- Directed by: Ranjith
- Written by: Ranjith
- Produced by: Valiyaveettil Siraj
- Starring: Mammootty Sreenivasan Siddique Nedumudi Venu Thilakan
- Cinematography: Alagappan N.
- Edited by: L. Bhoominathan
- Music by: Thej Mervin
- Production company: Valiyaveettil Movie International
- Distributed by: S Pictures
- Release date: 16 June 2006;
- Running time: 145 minutes
- Country: India
- Language: Malayalam

= Prajapathi =

2006 Indian film

Prajapathi is a 2006 Malayalam-language action drama film written and directed by Ranjith. It stars Mammootty, Sreenivasan, Siddique, Nedumudi Venu and Thilakan. The music was by Tej Manoj. The film marks Aditi Rao Hydari's feature film debut. The film was shot close to Gopichettipalayam in Tamil Nadu.

== Plot ==
Devarmadom Narayanan is accused of killing his father Ramankutty, for being cruel to his loving mother, at the age of 13 and serves a sentence in a juvenile home. When he returns, he becomes leader of the people of Perumalpuram village. He ensures the village is devoid of all wrongdoers by expelling them. His adversaries are his uncle Muppil Kunjambu Nair and wife Indrani. Kunjambu hated Narayanan for killing his brother, although Kunjambu and his eldest son Giri tried in many ways to kill Narayanan. At one point, Giri almost succeeded in nearly killing Narayanan. Narayanan again did not react. He was on good terms with Kunjambu's daughter and his cousin. Giri tries to sell his land in Perumalpuram to some outsider whose arrival, Narayanan knew, would destroy the harmony of the village. That is when Narayanan decides to react.

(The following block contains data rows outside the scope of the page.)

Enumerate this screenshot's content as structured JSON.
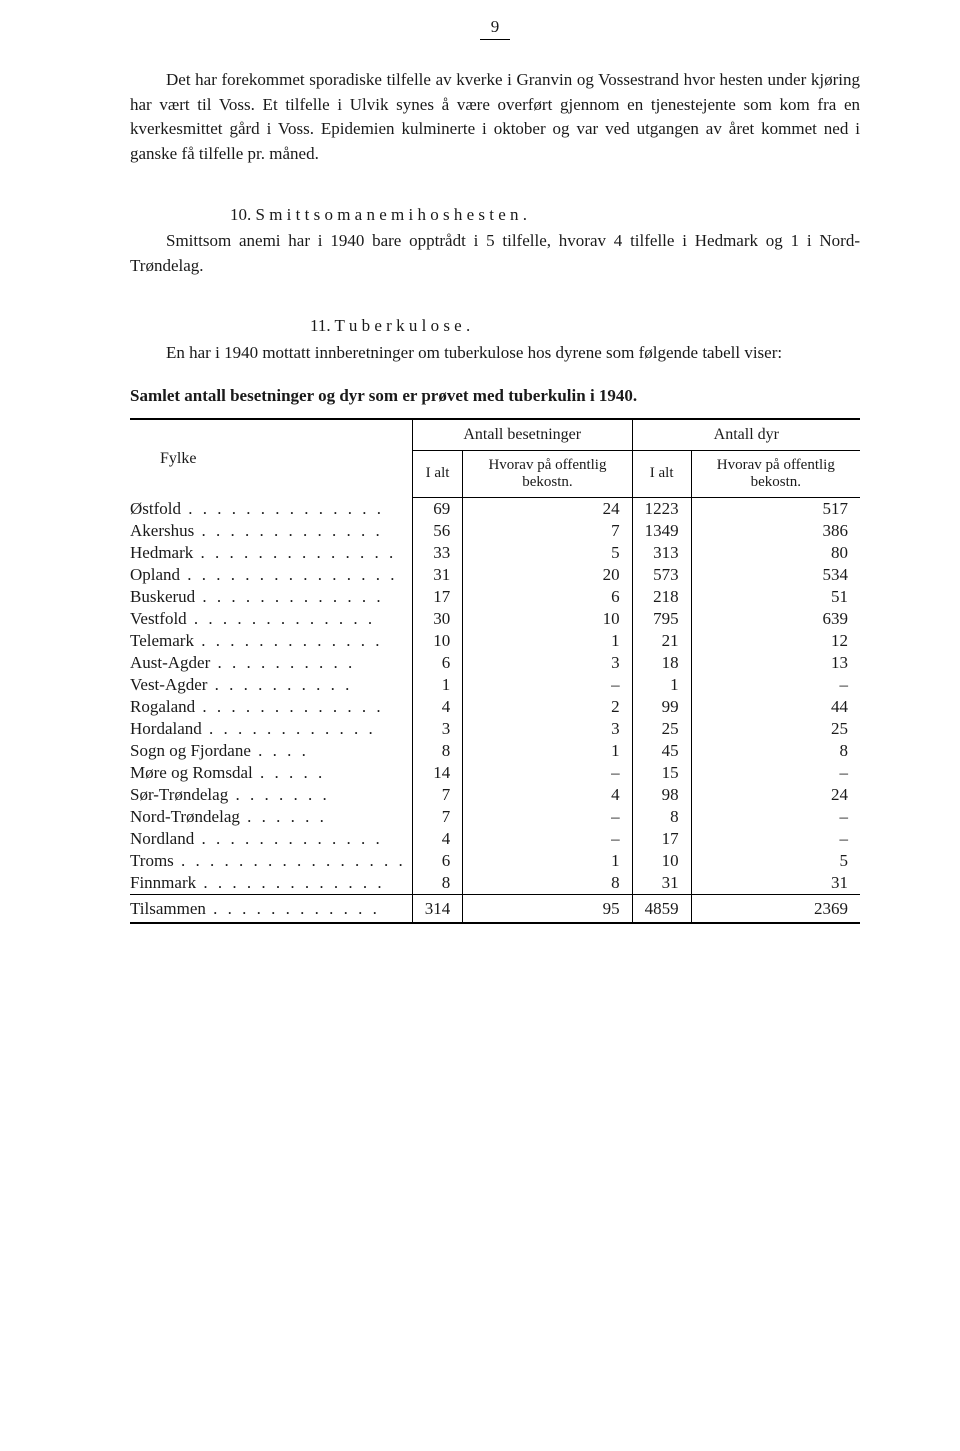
{
  "page_number": "9",
  "para1": "Det har forekommet sporadiske tilfelle av kverke i Granvin og Vossestrand hvor hesten under kjøring har vært til Voss. Et tilfelle i Ulvik synes å være overført gjennom en tjenestejente som kom fra en kverkesmittet gård i Voss. Epidemien kulminerte i oktober og var ved utgangen av året kommet ned i ganske få tilfelle pr. måned.",
  "section10_heading": "10.  S m i t t s o m   a n e m i   h o s   h e s t e n .",
  "section10_body": "Smittsom anemi har i 1940 bare opptrådt i 5 tilfelle, hvorav 4 tilfelle i Hedmark og 1 i Nord-Trøndelag.",
  "section11_heading": "11.  T u b e r k u l o s e .",
  "section11_body": "En har i 1940 mottatt innberetninger om tuberkulose hos dyrene som følgende tabell viser:",
  "table_title": "Samlet antall besetninger og dyr som er prøvet med tuberkulin i 1940.",
  "headers": {
    "fylke": "Fylke",
    "antall_besetninger": "Antall besetninger",
    "antall_dyr": "Antall dyr",
    "i_alt": "I alt",
    "hvorav": "Hvorav på offentlig bekostn."
  },
  "rows": [
    {
      "county": "Østfold",
      "c1": "69",
      "c2": "24",
      "c3": "1223",
      "c4": "517"
    },
    {
      "county": "Akershus",
      "c1": "56",
      "c2": "7",
      "c3": "1349",
      "c4": "386"
    },
    {
      "county": "Hedmark",
      "c1": "33",
      "c2": "5",
      "c3": "313",
      "c4": "80"
    },
    {
      "county": "Opland",
      "c1": "31",
      "c2": "20",
      "c3": "573",
      "c4": "534"
    },
    {
      "county": "Buskerud",
      "c1": "17",
      "c2": "6",
      "c3": "218",
      "c4": "51"
    },
    {
      "county": "Vestfold",
      "c1": "30",
      "c2": "10",
      "c3": "795",
      "c4": "639"
    },
    {
      "county": "Telemark",
      "c1": "10",
      "c2": "1",
      "c3": "21",
      "c4": "12"
    },
    {
      "county": "Aust-Agder",
      "c1": "6",
      "c2": "3",
      "c3": "18",
      "c4": "13"
    },
    {
      "county": "Vest-Agder",
      "c1": "1",
      "c2": "–",
      "c3": "1",
      "c4": "–"
    },
    {
      "county": "Rogaland",
      "c1": "4",
      "c2": "2",
      "c3": "99",
      "c4": "44"
    },
    {
      "county": "Hordaland",
      "c1": "3",
      "c2": "3",
      "c3": "25",
      "c4": "25"
    },
    {
      "county": "Sogn og Fjordane",
      "c1": "8",
      "c2": "1",
      "c3": "45",
      "c4": "8"
    },
    {
      "county": "Møre og Romsdal",
      "c1": "14",
      "c2": "–",
      "c3": "15",
      "c4": "–"
    },
    {
      "county": "Sør-Trøndelag",
      "c1": "7",
      "c2": "4",
      "c3": "98",
      "c4": "24"
    },
    {
      "county": "Nord-Trøndelag",
      "c1": "7",
      "c2": "–",
      "c3": "8",
      "c4": "–"
    },
    {
      "county": "Nordland",
      "c1": "4",
      "c2": "–",
      "c3": "17",
      "c4": "–"
    },
    {
      "county": "Troms",
      "c1": "6",
      "c2": "1",
      "c3": "10",
      "c4": "5"
    },
    {
      "county": "Finnmark",
      "c1": "8",
      "c2": "8",
      "c3": "31",
      "c4": "31"
    }
  ],
  "total": {
    "county": "Tilsammen",
    "c1": "314",
    "c2": "95",
    "c3": "4859",
    "c4": "2369"
  }
}
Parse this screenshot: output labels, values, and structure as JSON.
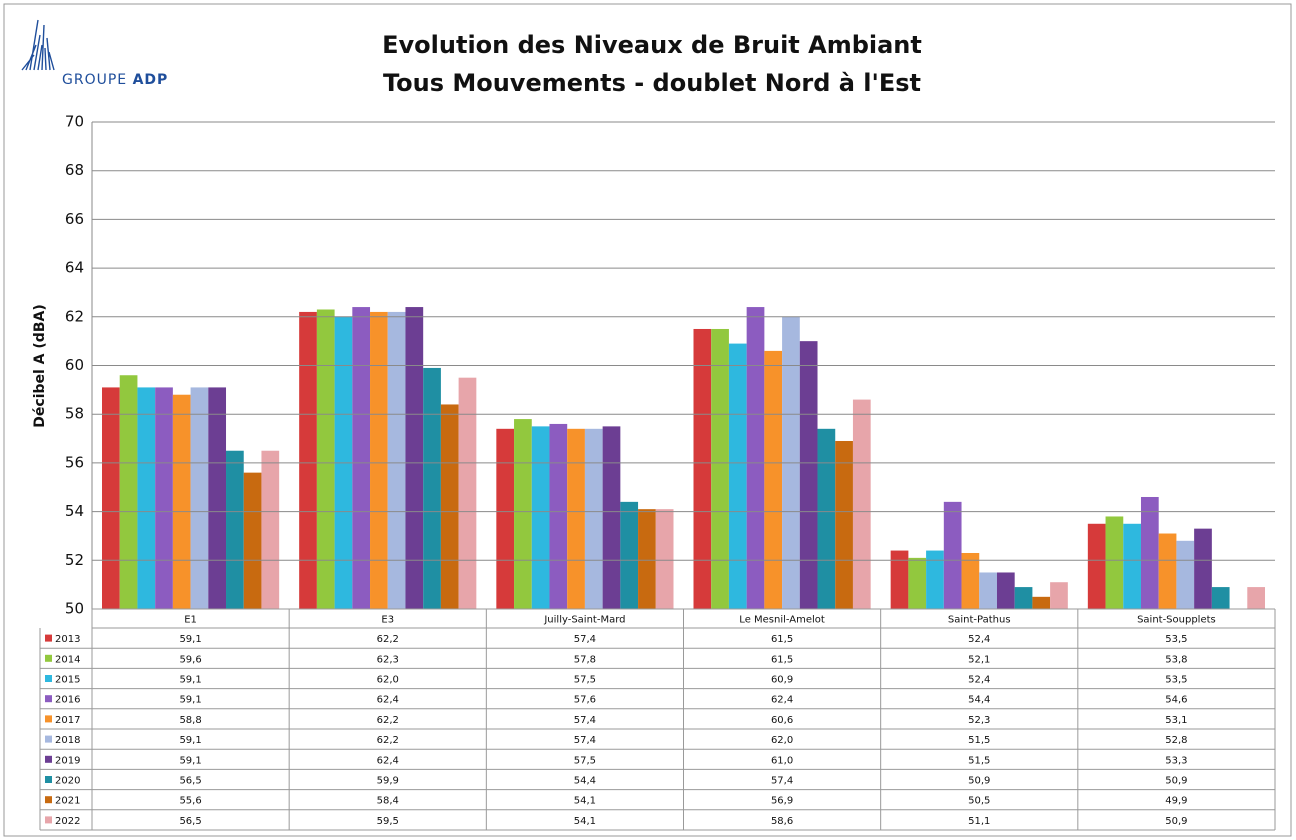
{
  "logo": {
    "text": "GROUPE",
    "brand": "ADP"
  },
  "chart_data": {
    "type": "bar",
    "title": "Evolution des Niveaux de Bruit Ambiant",
    "subtitle": "Tous Mouvements - doublet Nord à l'Est",
    "y_label": "Décibel A (dBA)",
    "categories": [
      "E1",
      "E3",
      "Juilly-Saint-Mard",
      "Le Mesnil-Amelot",
      "Saint-Pathus",
      "Saint-Soupplets"
    ],
    "ylim": [
      50,
      70
    ],
    "yticks": [
      50,
      52,
      54,
      56,
      58,
      60,
      62,
      64,
      66,
      68,
      70
    ],
    "grid": true,
    "series": [
      {
        "name": "2013",
        "color": "#d63a3a",
        "values": [
          59.1,
          62.2,
          57.4,
          61.5,
          52.4,
          53.5
        ],
        "value_labels": [
          "59,1",
          "62,2",
          "57,4",
          "61,5",
          "52,4",
          "53,5"
        ]
      },
      {
        "name": "2014",
        "color": "#92c83e",
        "values": [
          59.6,
          62.3,
          57.8,
          61.5,
          52.1,
          53.8
        ],
        "value_labels": [
          "59,6",
          "62,3",
          "57,8",
          "61,5",
          "52,1",
          "53,8"
        ]
      },
      {
        "name": "2015",
        "color": "#2eb8df",
        "values": [
          59.1,
          62.0,
          57.5,
          60.9,
          52.4,
          53.5
        ],
        "value_labels": [
          "59,1",
          "62,0",
          "57,5",
          "60,9",
          "52,4",
          "53,5"
        ]
      },
      {
        "name": "2016",
        "color": "#8c5cc0",
        "values": [
          59.1,
          62.4,
          57.6,
          62.4,
          54.4,
          54.6
        ],
        "value_labels": [
          "59,1",
          "62,4",
          "57,6",
          "62,4",
          "54,4",
          "54,6"
        ]
      },
      {
        "name": "2017",
        "color": "#f7922a",
        "values": [
          58.8,
          62.2,
          57.4,
          60.6,
          52.3,
          53.1
        ],
        "value_labels": [
          "58,8",
          "62,2",
          "57,4",
          "60,6",
          "52,3",
          "53,1"
        ]
      },
      {
        "name": "2018",
        "color": "#a6b8df",
        "values": [
          59.1,
          62.2,
          57.4,
          62.0,
          51.5,
          52.8
        ],
        "value_labels": [
          "59,1",
          "62,2",
          "57,4",
          "62,0",
          "51,5",
          "52,8"
        ]
      },
      {
        "name": "2019",
        "color": "#6c3e93",
        "values": [
          59.1,
          62.4,
          57.5,
          61.0,
          51.5,
          53.3
        ],
        "value_labels": [
          "59,1",
          "62,4",
          "57,5",
          "61,0",
          "51,5",
          "53,3"
        ]
      },
      {
        "name": "2020",
        "color": "#1f8fa3",
        "values": [
          56.5,
          59.9,
          54.4,
          57.4,
          50.9,
          50.9
        ],
        "value_labels": [
          "56,5",
          "59,9",
          "54,4",
          "57,4",
          "50,9",
          "50,9"
        ]
      },
      {
        "name": "2021",
        "color": "#c86a10",
        "values": [
          55.6,
          58.4,
          54.1,
          56.9,
          50.5,
          49.9
        ],
        "value_labels": [
          "55,6",
          "58,4",
          "54,1",
          "56,9",
          "50,5",
          "49,9"
        ]
      },
      {
        "name": "2022",
        "color": "#e7a5aa",
        "values": [
          56.5,
          59.5,
          54.1,
          58.6,
          51.1,
          50.9
        ],
        "value_labels": [
          "56,5",
          "59,5",
          "54,1",
          "58,6",
          "51,1",
          "50,9"
        ]
      }
    ]
  }
}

It turns out that Kunjambu was the one who actually killed his father for their wealth. Narayanan helps Ali Raghavan, the real son of Kunjambu, to gain his birthright. When Giri finds that he is the stepson of Kunjambu, he kills Kunjambu. The family drives him away from home with the help of Narayanan. The rest of the film is about if and how Giri takes revenge on Narayanan. And Giri is defeated by Narayanan during the fight. But unexpectedly, Giri is killed by Kumaran.

== Cast ==

- Mammootty as Adv. Devarmadom Narayanan
- Siddique as Kaliyarmadom Giri, The main antagonist
- Sreenivasan as Ali Raghavan
- Nedumudi Venu as Muppil Kunjambu Nair
- Thilakan as Vellodi
- Aditi Rao Hydari as Savithri
- Sandhya as Vasanthi
- Sai Kumar as MLA Kuttykrishnan
- Seema as Indrani
- Abu Salim as Kaatti a.k.a. Krishnankutty
- Sadiq as Latheef
- Ajith Kollam as Kunjachan
- Maniyanpilla Raju as Kumaran
- Kanya Bharathi as Devaki
- Bheeman Raghu as SP Ramachandran IPS
- Augustine as Rowther
- Kunchan as Nambiar
- T. P. Madhavan as Appa Swami
- Vijayan Karanthoor as Rajappan
- Jayan Cherthala as Jagathan
- K.V. Manjulan as Sugunan
- Bineesh Kodiyeri as Santhosh
- Anil Murali as Peethambaran
- T.S. Raju as Muppil Ramankutty Nair
- T. G. Ravi as Velappan Mooshari
- Rekha as Subhadra
- Salim Kumar as Power Star Manohar/ Manoharan Kumbalangi
- Daisy Bopanna as Film Actress
- V. K. Sreeraman as Gangadhara Menon
- Madhupal as Vijayan, Film Director
- Baburaj as CI Salim
- Ponnambalam as Vanangamudi
- Rajesh Hebbar as Rajmohan, Assistant Director
- Kalabhavan Rahman as SI Basheer
- Santha Devi
- Aravind Akash as Dance master
- Ambika Mohan as Radhika
- Vijayan Peringode as Nambiar

== Soundtrack ==
The film's soundtrack contains five songs, all composed by Thej Mervin, with lyrics by Gireesh Puthenchery.

| # | Title | Singer(s) |
|---|---|---|
| 1 | "Kuthira" | M. G. Sreekumar |
| 2 | "Madhuram" | K. S. Chitra |
| 3 | "Oru Penkidaavu" | Jassie Gift |
| 4 | "Oru Penkidaavu (D)" | Sayanora Philip, Jassie Gift, Sujatha Mohan, Chorus |
| 5 | "Prajaapathy" | M. G. Sreekumar |

== Reception ==
Rediff.com rated 1.5 out of 5 stars and wrote that "this film is a repeat of his older films; you see bits and pieces of almost all his successful films as a writer first and director later".